Stephen F. Austin State University

"Ossie" Methvin's good deed created a new town (December 2013)

"Ossie" Methvin's good deed created a new town
By Van Craddock

Longview's future was assured on April 7, 1870. That's the day farmer Ossamus "Ossie" Hitch Methvin Sr. deeded 100 acres to the Southern Pacific Railroad for one gold dollar. In September that same year, Methvin and his wife, Margaret, deeded additional acreage to the railroad, this time for $500.

The agreement ensured the rail would "enhance the value of lands along the line … opening up and developing the resources of the country." The railroad agreed to bypass the settlement of Earpville and instead locate a depot and plat a new town site a mile or so west. The new village was to be named for the "long view" from Rock Hill, where the Methvins' three-story home was located.

A railroad meant prosperity for little Longview.

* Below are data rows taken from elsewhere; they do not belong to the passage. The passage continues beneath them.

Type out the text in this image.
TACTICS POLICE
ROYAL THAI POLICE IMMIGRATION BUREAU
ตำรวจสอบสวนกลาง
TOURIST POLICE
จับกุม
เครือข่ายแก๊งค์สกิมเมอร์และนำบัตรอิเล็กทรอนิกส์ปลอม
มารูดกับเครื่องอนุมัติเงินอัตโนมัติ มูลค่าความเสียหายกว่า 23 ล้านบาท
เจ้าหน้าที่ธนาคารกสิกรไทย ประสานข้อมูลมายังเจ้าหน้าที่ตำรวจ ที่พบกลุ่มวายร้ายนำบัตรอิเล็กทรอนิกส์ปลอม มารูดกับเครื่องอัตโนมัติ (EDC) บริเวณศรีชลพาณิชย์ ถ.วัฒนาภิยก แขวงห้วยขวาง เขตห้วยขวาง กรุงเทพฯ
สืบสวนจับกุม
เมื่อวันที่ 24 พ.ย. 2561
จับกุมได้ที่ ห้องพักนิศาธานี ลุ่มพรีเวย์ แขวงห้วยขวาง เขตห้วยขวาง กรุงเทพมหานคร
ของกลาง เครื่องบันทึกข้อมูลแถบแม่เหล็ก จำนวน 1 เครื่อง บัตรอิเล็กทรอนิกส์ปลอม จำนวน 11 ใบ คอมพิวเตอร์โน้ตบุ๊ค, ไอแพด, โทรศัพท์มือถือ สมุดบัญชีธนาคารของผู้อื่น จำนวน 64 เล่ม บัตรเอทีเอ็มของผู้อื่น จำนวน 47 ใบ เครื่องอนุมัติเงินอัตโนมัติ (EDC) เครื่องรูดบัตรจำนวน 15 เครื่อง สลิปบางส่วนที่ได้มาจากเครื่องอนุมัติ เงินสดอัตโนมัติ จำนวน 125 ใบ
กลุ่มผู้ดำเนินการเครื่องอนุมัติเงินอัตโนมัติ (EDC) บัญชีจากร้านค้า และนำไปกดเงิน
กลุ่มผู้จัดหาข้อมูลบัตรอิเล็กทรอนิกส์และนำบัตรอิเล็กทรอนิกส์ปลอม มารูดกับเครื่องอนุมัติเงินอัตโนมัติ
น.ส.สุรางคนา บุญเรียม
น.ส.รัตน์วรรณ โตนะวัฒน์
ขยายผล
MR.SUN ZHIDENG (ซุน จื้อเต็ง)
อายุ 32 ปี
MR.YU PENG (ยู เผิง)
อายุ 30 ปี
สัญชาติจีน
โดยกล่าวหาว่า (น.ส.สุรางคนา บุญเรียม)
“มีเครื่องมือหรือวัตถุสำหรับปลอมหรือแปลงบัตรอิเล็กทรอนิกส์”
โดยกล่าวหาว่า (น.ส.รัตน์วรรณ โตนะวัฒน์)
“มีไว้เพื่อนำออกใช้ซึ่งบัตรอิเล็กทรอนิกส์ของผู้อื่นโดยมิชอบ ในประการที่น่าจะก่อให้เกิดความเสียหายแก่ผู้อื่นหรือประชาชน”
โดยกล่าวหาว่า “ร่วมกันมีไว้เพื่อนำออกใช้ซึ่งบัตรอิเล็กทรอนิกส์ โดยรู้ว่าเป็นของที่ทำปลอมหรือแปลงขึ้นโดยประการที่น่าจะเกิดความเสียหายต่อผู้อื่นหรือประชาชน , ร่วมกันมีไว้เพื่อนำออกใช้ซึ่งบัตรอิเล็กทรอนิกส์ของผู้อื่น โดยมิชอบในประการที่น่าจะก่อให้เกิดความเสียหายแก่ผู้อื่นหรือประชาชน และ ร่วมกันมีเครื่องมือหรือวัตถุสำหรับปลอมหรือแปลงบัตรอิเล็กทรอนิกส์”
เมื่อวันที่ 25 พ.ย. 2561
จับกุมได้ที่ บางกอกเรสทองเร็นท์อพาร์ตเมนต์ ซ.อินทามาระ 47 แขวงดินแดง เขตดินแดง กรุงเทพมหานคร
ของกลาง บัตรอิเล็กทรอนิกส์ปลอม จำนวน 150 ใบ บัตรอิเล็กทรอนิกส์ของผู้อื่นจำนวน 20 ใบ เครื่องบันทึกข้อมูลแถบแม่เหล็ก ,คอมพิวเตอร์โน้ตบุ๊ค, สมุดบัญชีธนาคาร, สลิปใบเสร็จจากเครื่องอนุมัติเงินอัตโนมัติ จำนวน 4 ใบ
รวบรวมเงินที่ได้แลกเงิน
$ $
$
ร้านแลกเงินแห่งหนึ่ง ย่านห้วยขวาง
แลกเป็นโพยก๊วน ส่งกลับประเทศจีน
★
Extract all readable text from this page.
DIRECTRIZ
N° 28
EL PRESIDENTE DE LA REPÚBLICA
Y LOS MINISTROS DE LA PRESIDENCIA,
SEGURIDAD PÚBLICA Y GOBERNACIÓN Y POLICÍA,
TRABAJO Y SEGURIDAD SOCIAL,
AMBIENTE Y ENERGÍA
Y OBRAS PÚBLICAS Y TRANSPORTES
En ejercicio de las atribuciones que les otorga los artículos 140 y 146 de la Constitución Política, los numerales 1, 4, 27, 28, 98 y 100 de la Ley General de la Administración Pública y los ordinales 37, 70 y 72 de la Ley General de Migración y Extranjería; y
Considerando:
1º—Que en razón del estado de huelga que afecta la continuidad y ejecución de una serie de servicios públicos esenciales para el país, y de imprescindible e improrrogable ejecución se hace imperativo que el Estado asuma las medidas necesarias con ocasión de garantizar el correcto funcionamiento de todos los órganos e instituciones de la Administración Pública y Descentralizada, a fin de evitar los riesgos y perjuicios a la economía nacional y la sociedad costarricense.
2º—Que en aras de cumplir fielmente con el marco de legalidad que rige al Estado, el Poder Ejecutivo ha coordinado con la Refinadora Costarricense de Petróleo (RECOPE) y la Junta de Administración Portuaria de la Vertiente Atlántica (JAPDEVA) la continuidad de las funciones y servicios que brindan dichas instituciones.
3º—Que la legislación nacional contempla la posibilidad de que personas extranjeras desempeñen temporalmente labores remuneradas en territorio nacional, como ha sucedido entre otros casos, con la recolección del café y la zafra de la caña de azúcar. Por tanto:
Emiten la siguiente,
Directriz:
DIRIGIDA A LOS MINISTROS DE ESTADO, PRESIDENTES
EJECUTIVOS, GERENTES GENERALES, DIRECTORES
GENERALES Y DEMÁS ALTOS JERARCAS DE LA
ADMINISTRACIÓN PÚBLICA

The area's first railroad was the tiny Southern Pacific (no relation to the behemoth rail company that later bore the same name). By 1857 the Southern Pacific had built 23 miles of line from Swanson's Landing at Caddo Lake south to Marshall. However, on the day service was to commence, the company's steam locomotive hadn't yet arrived. The railroad had to use oxen to pull the cars until the locomotive was available.

By 1870 the line extended from Marshall westward to Hallsville. The first train from Hallsville to the new village of Longview arrived on Feb. 21, 1871, a trip that was slowed by several mechanical failures. Reported early Longview businessman Oliver Pegues:

"Two or three miles out of Hallsville, the train jumped the track … Since I had no idea how long it would take to get things going again, I went over to old man Green's (farm) and borrowed a horse to get into Longview. It took that train over two days to come to Longview and return to Hallsville, a round trip of 20 miles. It jumped the track about five times." (Early riders insisted T&P stood for "Time and Patience.")

The following month, in March 1871, U.S. Congress granted a federal charter to the Texas Pacific Railroad Company (soon to be called the Texas & Pacific) with the mandate to build the line from East Texas all the way to San Diego, Calif. The T&P absorbed the Southern Pacific line.

The T&P line was to run due west to Dallas, missing the town of Tyler. Said one Tyler newspaper, "The extreme southern survey now contemplated will pass about 12 miles north of Tyler. We hope this is a mistake … Have the people of Tyler slept too long?"

For a couple of years Longview remained the western terminus, meaning farmers had to bring their produce to town for rail shipment back East. The village, incorporated in June 1871, quickly became a bustling shipping and trade center. The aforementioned Oliver Pegues became Longview's first postmaster.

In 1873, Gregg County was created from acreage taken from Upshur and Rusk counties. That same year Longview was selected by residents to be the county seat.

In addition to a downtown T&P depot, in 1872 the International & Great Northern Railroad opened a second depot just east of town and extended its line southward to Palestine.

The Texas & Pacific finally reached Dallas in July 1873. By December that year the Texas & Pacific line ran from Texarkana to Dallas.

"Ossie" Methvin, today considered to be the "father of Longview," died in 1882. Widow Margaret outlived him by 12 years.